Haselkorn, a biophysicist by training, also serves as chairman of D-Pharm, Ltd. in Tel Aviv, which recently signed an exclusive license agreement with large license fees, milestone payments and investments from Shire Pharm aceuticals Group plc, of Andover, UK, to exclusively develop and market DP-VPA (designated SPD 421 by Shire), D-Pharm's new high-potency, low-toxicity analogue of valproic acid, which just completed Phase I studies successfully.

The Clal consortium also owns 28 percent of Compugen, Ltd., of Tel Aviv; 38 percent of Haifa-based Polyheal, Ltd.; 15 percent of NST, of Petach Tikvah, specializing in "interventions in the processes of cell death," with Haselkorn as its chairman. Haselkorn is working on a deal that could be worth over $100 million, including future royalties, with a leading European pharmaceutical firm.

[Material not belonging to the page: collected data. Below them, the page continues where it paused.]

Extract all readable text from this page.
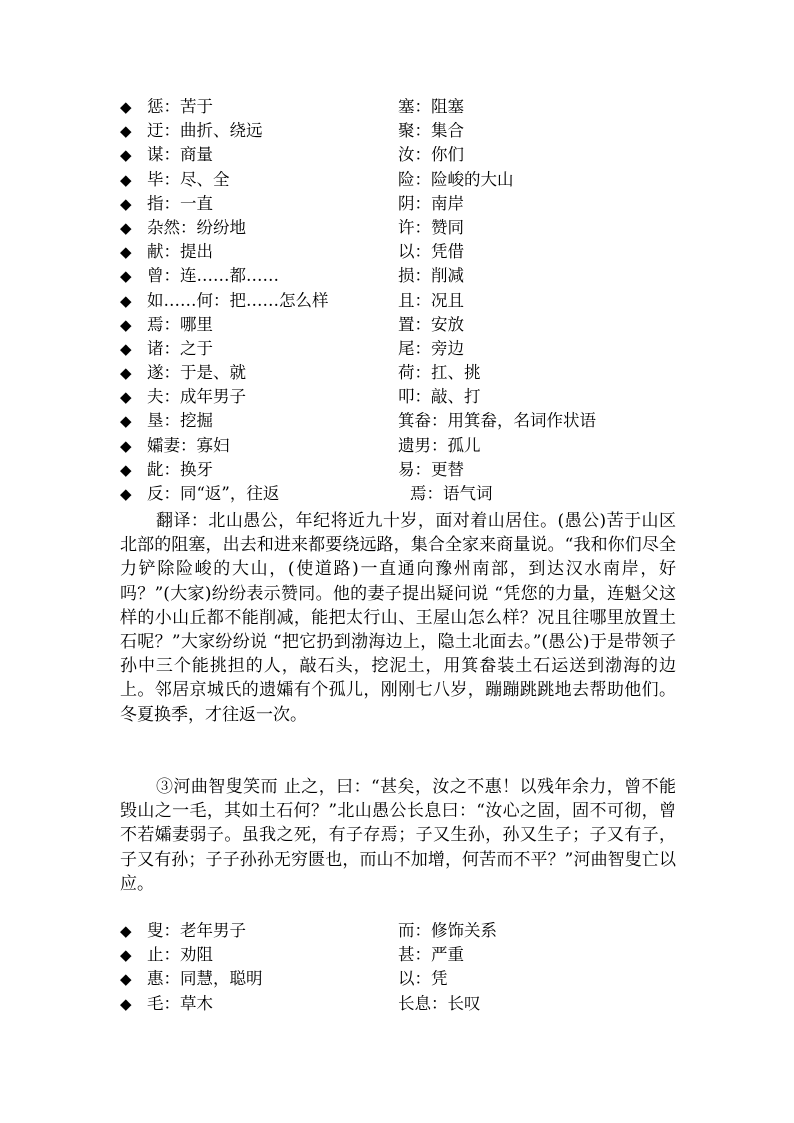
◆ 惩：苦于	塞：阻塞
◆ 迂：曲折、绕远	聚：集合
◆ 谋：商量	汝：你们
◆ 毕：尽、全	险：险峻的大山
◆ 指：一直	阴：南岸
◆ 杂然：纷纷地	许：赞同
◆ 献：提出	以：凭借
◆ 曾：连……都……	损：削减
◆ 如……何：把……怎么样	且：况且
◆ 焉：哪里	置：安放
◆ 诸：之于	尾：旁边
◆ 遂：于是、就	荷：扛、挑
◆ 夫：成年男子	叩：敲、打
◆ 垦：挖掘	箕畚：用箕畚，名词作状语
◆ 孀妻：寡妇	遗男：孤儿
◆ 龀：换牙	易：更替
◆ 反：同“返”，往返	焉：语气词

翻译：北山愚公，年纪将近九十岁，面对着山居住。(愚公)苦于山区北部的阻塞，出去和进来都要绕远路，集合全家来商量说。“我和你们尽全力铲除险峻的大山，(使道路)一直通向豫州南部，到达汉水南岸，好吗？”(大家)纷纷表示赞同。他的妻子提出疑问说 “凭您的力量，连魁父这样的小山丘都不能削减，能把太行山、王屋山怎么样？况且往哪里放置土石呢？”大家纷纷说 “把它扔到渤海边上，隐土北面去。”(愚公)于是带领子孙中三个能挑担的人，敲石头，挖泥土，用箕畚装土石运送到渤海的边上。邻居京城氏的遗孀有个孤儿，刚刚七八岁，蹦蹦跳跳地去帮助他们。冬夏换季，才往返一次。

③河曲智叟笑而 止之，曰：“甚矣，汝之不惠！以残年余力，曾不能毁山之一毛，其如土石何？”北山愚公长息曰：“汝心之固，固不可彻，曾不若孀妻弱子。虽我之死，有子存焉；子又生孙，孙又生子；子又有子，子又有孙；子子孙孙无穷匮也，而山不加增，何苦而不平？”河曲智叟亡以应。

◆ 叟：老年男子	而：修饰关系
◆ 止：劝阻	甚：严重
◆ 惠：同慧，聪明	以：凭
◆ 毛：草木	长息：长叹
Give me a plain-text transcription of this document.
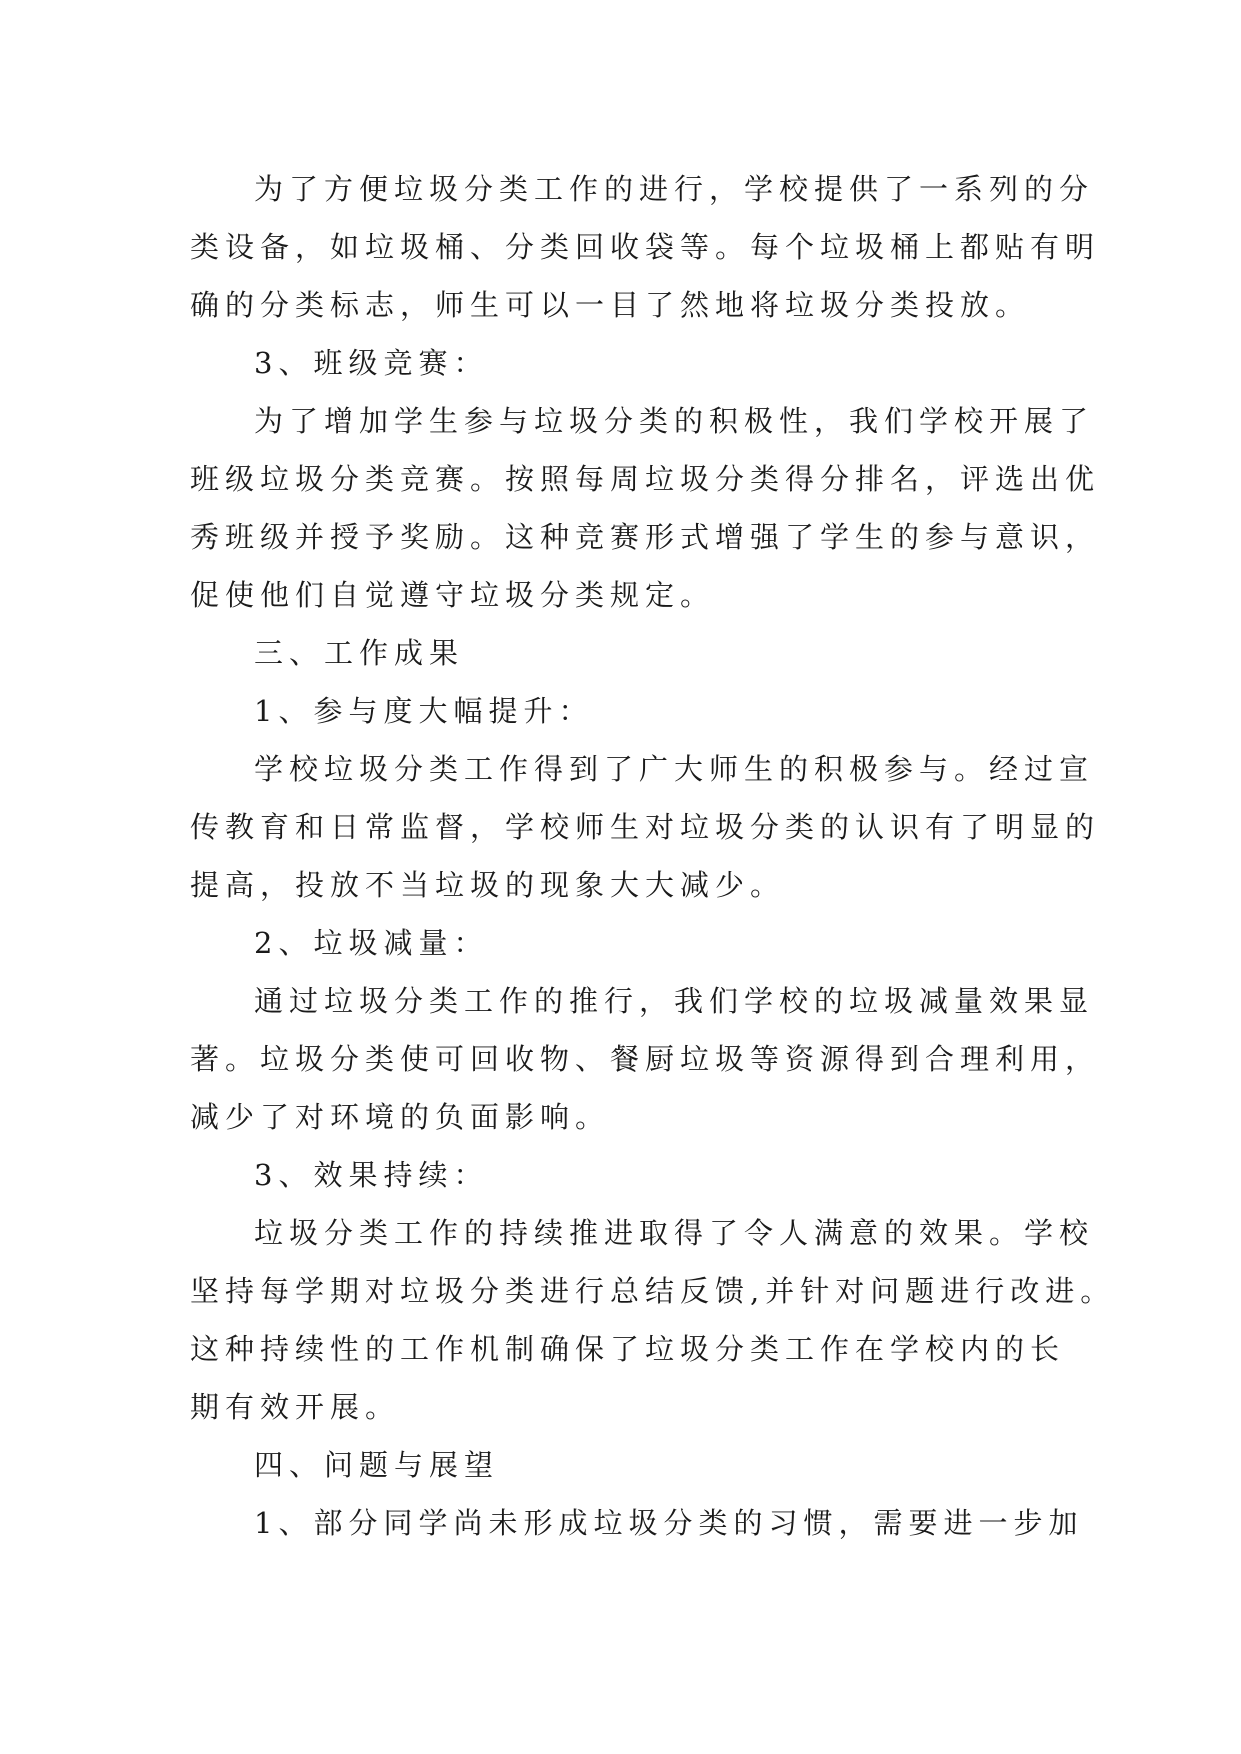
为了方便垃圾分类工作的进行，学校提供了一系列的分
类设备，如垃圾桶、分类回收袋等。每个垃圾桶上都贴有明
确的分类标志，师生可以一目了然地将垃圾分类投放。
3、班级竞赛：
为了增加学生参与垃圾分类的积极性，我们学校开展了
班级垃圾分类竞赛。按照每周垃圾分类得分排名，评选出优
秀班级并授予奖励。这种竞赛形式增强了学生的参与意识，
促使他们自觉遵守垃圾分类规定。
三、工作成果
1、参与度大幅提升：
学校垃圾分类工作得到了广大师生的积极参与。经过宣
传教育和日常监督，学校师生对垃圾分类的认识有了明显的
提高，投放不当垃圾的现象大大减少。
2、垃圾减量：
通过垃圾分类工作的推行，我们学校的垃圾减量效果显
著。垃圾分类使可回收物、餐厨垃圾等资源得到合理利用，
减少了对环境的负面影响。
3、效果持续：
垃圾分类工作的持续推进取得了令人满意的效果。学校
坚持每学期对垃圾分类进行总结反馈,并针对问题进行改进。
这种持续性的工作机制确保了垃圾分类工作在学校内的长
期有效开展。
四、问题与展望
1、部分同学尚未形成垃圾分类的习惯，需要进一步加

Haselkorn sees Israeli firms active in harnessing the results of the Human Genome Project, but realizes that this could occur in stages and in multiple steps. "Some Israeli firms, like Compugen or QBI, Ltd. in Rehovot, could make essential methodological bioinformatic contributions to analyzing post-translational processes, protein variations in different tissues, in healthy and in diseased conditions." He sees other companies as "major players in protein-directed drug discovery, e.g., tailored to a specific protein encoded by an oncogene or other disease-related gene," such as Interpharm Ltd. in Tel Aviv, and Biotechnology General and XTL Ltd., both in Rehovot.

But Haselkorn wants to help make sure that Israel is prepared on a national level to harvest new information compiled from the research on human gene mapping. "We can already think about the creation of private consortia involving Israeli research firms able to cooperate on an international level. Government policy - not preferential government money - can provide the right investment conditions to allow Israeli firms to play a greater direct role in such research and development projects, and with an understanding and ability to ride through the financial investments and risk entailed," he told BioWorld International.

"We cannot stand on the side and wait for Prince Charming, some international giant pharma ready to set up a research and development institute here. Today, there is a greater awareness and willingness on the part of venture capital and investment firms to invest in biotech locally. And, we come with local understanding of the difficulties that the sector experiences, its needs in terms of skilled manpower, management, as well as strategic cooperation and globalization," he says.

In short, biotechnology has a potentially stunning growth curve that can help all other industrial sectors. His idea is "to follow a neutral policy in giving support to all worthy sectors, instead of prioritizing one sector, but to invest in large, even massive, national infrastructure projects combining several sectors that no single institution alone can muster. Allocating $100 million to $150 million over the next five years to such a national multidisciplinary project would facilitate tremendous leaps of technologies, and of actual product realization." He points to bioelectronics, fusing developments in computer technology, microelectronics, electroptics, and biology, for the development of biochips, computer elements, sensors, nanotechnology, and other undreamed-of applications.